Robert Evans, 22, lodger, born in Alabama. He had attended school that year and had 2 years of high school. He wasn’t working and had earned no money. He was married.

Countess Evans, 22, wife of a lodger born in Alabama. Shw had 4 years of college, was not working and had earned no money. Countess spoke to the enumerator which probably accounts for the incorrect information.

Jacob Cleage was actually born in Tennessee and Gertrude was born in North Carolina. I never heard that they had any children and I’ve followed them down through the years from the 1880 census and other records and through family stories and photographs. My grandparents lived with them when my father was born in 1911. I can’t find Jacob Jr. or John Cleage any place else, not living apart with a different mother and not in any directories.   If all of these young people were living there in 1935, the lodgers would have been 17. Jacob Jr. would have been 19 and John would have been 24. That would have been a house full of students for one working man to support.  Jacob Cleage died in 1942, just two years later.

I wish Jacob or Gertrude had been the informant because I’ve got to take much of this with a grain of salt until more information comes my way.
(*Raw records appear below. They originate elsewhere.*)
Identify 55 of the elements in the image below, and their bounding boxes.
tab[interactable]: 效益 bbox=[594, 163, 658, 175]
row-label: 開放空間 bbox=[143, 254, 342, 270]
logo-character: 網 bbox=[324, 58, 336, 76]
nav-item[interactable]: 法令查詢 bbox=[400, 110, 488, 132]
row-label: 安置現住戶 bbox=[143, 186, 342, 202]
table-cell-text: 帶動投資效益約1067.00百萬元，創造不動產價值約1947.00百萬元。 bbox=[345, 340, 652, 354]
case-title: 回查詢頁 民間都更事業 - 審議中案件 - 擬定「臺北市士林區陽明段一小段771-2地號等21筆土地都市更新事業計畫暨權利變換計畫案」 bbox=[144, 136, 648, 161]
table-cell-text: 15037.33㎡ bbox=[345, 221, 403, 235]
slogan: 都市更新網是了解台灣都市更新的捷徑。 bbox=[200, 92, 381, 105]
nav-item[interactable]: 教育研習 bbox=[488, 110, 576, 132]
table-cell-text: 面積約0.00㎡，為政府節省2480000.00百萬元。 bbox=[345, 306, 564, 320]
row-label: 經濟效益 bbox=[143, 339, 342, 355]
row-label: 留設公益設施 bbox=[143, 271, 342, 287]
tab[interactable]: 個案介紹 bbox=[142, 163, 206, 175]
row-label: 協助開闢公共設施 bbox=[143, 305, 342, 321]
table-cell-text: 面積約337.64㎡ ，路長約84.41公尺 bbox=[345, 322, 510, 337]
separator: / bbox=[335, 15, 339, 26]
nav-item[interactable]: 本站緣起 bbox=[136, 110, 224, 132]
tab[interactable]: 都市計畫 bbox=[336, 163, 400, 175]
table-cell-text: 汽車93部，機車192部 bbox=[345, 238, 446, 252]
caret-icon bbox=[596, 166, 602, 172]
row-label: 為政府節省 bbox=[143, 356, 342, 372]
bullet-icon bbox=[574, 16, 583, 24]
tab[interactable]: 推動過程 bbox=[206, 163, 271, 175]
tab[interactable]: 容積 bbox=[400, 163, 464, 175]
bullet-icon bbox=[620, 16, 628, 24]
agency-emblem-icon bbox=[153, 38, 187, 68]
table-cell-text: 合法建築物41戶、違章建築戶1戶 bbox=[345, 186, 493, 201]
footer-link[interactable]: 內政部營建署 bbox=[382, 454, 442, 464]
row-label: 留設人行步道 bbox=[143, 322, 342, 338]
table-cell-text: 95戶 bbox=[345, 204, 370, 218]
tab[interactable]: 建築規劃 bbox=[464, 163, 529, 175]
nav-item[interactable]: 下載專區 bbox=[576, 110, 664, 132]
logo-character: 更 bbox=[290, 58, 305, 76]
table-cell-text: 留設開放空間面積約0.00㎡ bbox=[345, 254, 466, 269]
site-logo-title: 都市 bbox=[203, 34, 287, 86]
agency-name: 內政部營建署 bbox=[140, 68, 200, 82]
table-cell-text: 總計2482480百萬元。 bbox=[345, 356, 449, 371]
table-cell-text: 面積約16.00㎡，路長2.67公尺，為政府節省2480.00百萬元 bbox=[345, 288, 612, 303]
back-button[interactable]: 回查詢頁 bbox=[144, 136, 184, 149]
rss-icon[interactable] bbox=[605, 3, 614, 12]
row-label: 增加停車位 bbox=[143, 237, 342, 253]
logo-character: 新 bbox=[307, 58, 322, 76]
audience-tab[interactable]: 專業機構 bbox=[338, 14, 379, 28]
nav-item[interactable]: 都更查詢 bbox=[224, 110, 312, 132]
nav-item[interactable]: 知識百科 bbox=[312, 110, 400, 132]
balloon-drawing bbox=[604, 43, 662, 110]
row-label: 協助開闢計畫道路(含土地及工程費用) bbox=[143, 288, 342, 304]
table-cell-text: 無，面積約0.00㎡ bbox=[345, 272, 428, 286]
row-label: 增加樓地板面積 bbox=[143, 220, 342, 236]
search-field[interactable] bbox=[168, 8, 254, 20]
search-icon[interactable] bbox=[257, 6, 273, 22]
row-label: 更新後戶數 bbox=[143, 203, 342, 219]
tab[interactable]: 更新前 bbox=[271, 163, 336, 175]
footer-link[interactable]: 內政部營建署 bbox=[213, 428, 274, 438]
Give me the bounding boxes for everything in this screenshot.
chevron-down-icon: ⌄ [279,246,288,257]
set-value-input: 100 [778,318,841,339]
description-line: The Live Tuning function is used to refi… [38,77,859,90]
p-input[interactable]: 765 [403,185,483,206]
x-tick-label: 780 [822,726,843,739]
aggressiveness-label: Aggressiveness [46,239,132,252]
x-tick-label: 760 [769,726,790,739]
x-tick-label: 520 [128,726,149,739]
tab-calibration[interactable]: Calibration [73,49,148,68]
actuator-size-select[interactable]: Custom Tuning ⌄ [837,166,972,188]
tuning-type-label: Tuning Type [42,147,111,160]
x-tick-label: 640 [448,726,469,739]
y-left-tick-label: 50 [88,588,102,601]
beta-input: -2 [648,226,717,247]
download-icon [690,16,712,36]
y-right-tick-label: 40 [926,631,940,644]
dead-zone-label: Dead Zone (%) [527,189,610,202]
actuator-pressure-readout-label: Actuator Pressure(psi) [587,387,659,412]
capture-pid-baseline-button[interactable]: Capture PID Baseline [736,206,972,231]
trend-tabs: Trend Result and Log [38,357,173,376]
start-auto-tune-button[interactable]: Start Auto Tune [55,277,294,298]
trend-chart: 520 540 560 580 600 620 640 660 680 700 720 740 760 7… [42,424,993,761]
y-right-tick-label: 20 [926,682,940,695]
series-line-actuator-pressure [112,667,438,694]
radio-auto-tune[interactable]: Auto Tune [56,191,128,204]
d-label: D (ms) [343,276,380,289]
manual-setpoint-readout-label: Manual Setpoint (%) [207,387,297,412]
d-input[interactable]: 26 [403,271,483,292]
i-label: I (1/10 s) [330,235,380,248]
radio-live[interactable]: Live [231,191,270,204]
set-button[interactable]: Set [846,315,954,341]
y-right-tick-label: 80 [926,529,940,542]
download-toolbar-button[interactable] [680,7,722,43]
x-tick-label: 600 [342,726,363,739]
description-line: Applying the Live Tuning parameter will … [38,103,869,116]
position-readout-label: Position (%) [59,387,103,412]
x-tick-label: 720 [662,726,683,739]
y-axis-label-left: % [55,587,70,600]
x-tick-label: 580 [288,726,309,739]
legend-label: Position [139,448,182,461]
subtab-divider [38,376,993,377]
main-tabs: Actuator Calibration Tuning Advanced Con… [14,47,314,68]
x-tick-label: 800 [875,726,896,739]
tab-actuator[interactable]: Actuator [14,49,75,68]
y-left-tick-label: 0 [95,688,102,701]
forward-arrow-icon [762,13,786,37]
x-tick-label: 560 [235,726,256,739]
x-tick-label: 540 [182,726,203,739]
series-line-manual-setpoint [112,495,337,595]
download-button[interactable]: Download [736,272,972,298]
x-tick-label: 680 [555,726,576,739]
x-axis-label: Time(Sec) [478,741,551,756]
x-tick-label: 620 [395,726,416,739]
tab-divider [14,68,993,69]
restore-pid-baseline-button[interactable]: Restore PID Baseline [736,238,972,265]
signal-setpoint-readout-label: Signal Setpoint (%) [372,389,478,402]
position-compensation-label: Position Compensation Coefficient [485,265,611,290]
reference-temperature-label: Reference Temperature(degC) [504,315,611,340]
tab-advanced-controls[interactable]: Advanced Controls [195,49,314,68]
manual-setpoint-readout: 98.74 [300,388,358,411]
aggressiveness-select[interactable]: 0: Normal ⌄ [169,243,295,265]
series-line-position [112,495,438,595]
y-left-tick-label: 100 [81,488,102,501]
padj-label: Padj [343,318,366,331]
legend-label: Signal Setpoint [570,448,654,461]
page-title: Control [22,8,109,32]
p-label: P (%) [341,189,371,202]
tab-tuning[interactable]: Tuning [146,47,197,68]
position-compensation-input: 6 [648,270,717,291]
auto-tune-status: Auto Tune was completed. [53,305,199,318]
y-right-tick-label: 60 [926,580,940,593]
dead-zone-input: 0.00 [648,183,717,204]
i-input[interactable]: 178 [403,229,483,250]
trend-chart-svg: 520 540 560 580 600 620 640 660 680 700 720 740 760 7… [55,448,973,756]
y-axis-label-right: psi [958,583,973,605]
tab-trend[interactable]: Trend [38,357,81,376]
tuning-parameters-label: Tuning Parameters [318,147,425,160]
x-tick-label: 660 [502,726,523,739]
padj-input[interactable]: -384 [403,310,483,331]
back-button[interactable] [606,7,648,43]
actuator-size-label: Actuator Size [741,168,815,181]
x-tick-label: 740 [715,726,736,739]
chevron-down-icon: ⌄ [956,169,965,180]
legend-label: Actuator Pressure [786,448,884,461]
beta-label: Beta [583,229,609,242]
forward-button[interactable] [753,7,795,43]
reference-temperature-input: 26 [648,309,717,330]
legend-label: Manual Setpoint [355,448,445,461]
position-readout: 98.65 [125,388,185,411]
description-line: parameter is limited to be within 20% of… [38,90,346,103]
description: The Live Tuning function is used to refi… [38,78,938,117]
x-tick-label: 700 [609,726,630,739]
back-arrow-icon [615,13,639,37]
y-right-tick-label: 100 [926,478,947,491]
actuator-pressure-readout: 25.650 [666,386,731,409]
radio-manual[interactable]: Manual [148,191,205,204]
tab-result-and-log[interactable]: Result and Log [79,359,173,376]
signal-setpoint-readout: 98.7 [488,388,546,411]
Source: 1940 U.S. census, Wayne Co., Michigan, pop. Sch., Detroit, Ward 14 E.D. 84-785  Sheet No. 11 B  HH 191 Jacob Cleage. Informant – lodger. Click to view census sheet.

8 thoughts on “1940 Census – Jacob and Gertrude (Brunt) Cleage

  1. Ugh. Maybe they were fostering or caring for children of a friend or relative? Of course, with names of John and Jacob it will be almost impossible to find them in 1930 without using a surname. And I’d be more than cautious about income levels with the a lodger as the informant. Can’t imagine sharing that information with one’s tenants. Again, ugh.

    1. Susan, they often had family living with them. In 1910 my grandfather and brother Henry shared their home. In 1930, Gertrude’s 26 year old nephew lived with them. I tried looking back to see if there were any of Gertrude’s nephews named John and Jacob but I haven’t researched her family that well. I’m not taking any of it as sure except for the address of the house and the residents. I’m not sure about education levels or income. Who discusses any of that with a lodger? That household was disappointing. I started pulling together all my information about Jacob and Gertrude and had to restrain myself from writing it all in this post.

  2. It’s frustrating when source documents contain information that is obviously incorrect. For my family, I’ve found major variations in the spelling of names from one census to the next.

    1. And those are only the ones we know about! Imagine the incorrect information we DON’T know about! I have one branch of the family where the only information I have is from the censuses and I can only wonder what is wrong.

  3. Disappointing! I would hold open some hope that you’ll find some of these folks in Gertrude’s line. This also interesting in terms of how heavily our governing procedures rely so heavily on the census.

    I have a feeling you’ll be finding the real answers eventually.

  4. Hello,

    My mother’s family’s name is also Cleage which I have just started researching and I can trace it via Marriage Documents and Census records back to Tennessee to 1848 to my Great Great Grandfather; Jefferson Jeff Cleage. As the person stated above, the names have been mispelled at manu official documents but when reviewing documents with signatures, you can clearly see that the correct spelling is “Cleage.” I have discovered that my Great Great Grandfather was more than likely born into slavery and owned by either Samuel or Dave Cleage (aka Clegg) but this is as far as I can get since it’s hard to obtain factual documents pertaining to African Americans; can you provide some guidance as to how I can go further? Thank you. You have a really awesome website and it’s really ironic that I came across your website while searching for my “Cleages.”

    1. Hi Sheryl. Can you email me at kriswms at bellsouth dot net? I may be able to help. Tell me what records you’ve found and who your mother is and where she grew up. Looking forward to you email. There aren’t a whole lot of Cleages out there! Not ironic at all. My family also came off of David Cleage’s plantation.